Ah, thought Flighty, perhaps in her own dimly-lit mind she understands that a temporary purge can be a good thing, a spiritual Roto-Rooter to make her pure and whole again for the sacrament of marriage. “No”, he said. “I guess it doesn’t”. He wanted to go on about Harkins’ untrustworthiness and call up other familiar nostrums; but he knew he had no right. A hundred women in Hartford County had found Sean Harkins irresistible, and that was exactly what drove cuckolded husbands to want to kill him. The fact that there wives were bored and tired was one thing, but to be so easily lured into bed by a Lothario was another. It questioned their manhood. That was the nature of sexuality, what Paul didn’t understand, and what he – Flighty – was afraid of.
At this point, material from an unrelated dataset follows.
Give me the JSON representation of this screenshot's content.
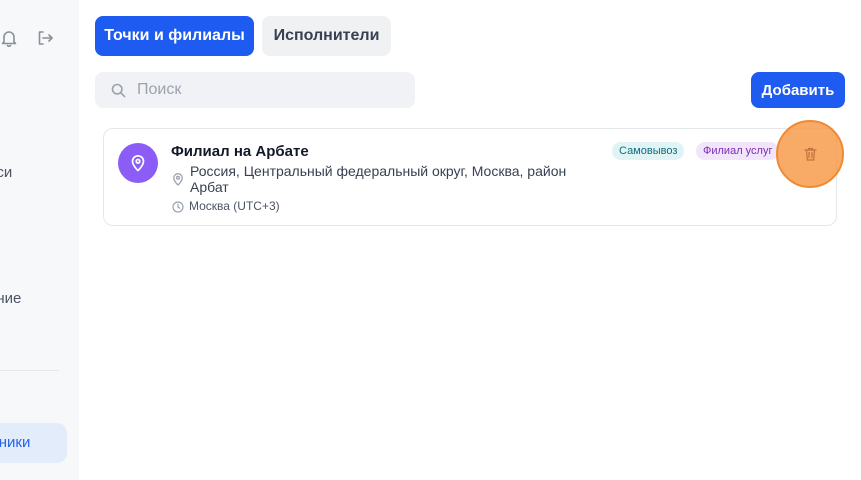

Val and Lady, Orpheus Descending
Pastor Flighty knew that unless he stopped the erosion of his faith at the hands of Elma Johnson, he would be lost; and following the example of Jesus and many holy men after him, left the temptations of the world behind him and sought a life of contemplation and prayer. The Benedictines took him in even though he was a Protestant and he spent two years at a contemplative monastery in the Adirondacks. The monks ministered to no one but themselves and sought only to please God and prepare the way to his kingdom.
Adam Flighty was simply too complicated a man to stay with the Benedictines. The spare and austere days spent exclusively in prayer and devotion were wearying and if anything chipped away at the last standing foundations of his faith. He left the monastery and the religious life and with his small inheritance bought a small house in Lebanon, Kansas a small town very close to the geographical center of the United States. There, he said, he would be equidistant from the secular and progressive coasts, the rabid evangelicism of the South, and the Scandinavian Puritanism of the North. He would be his own man and find God on his own terms if at all.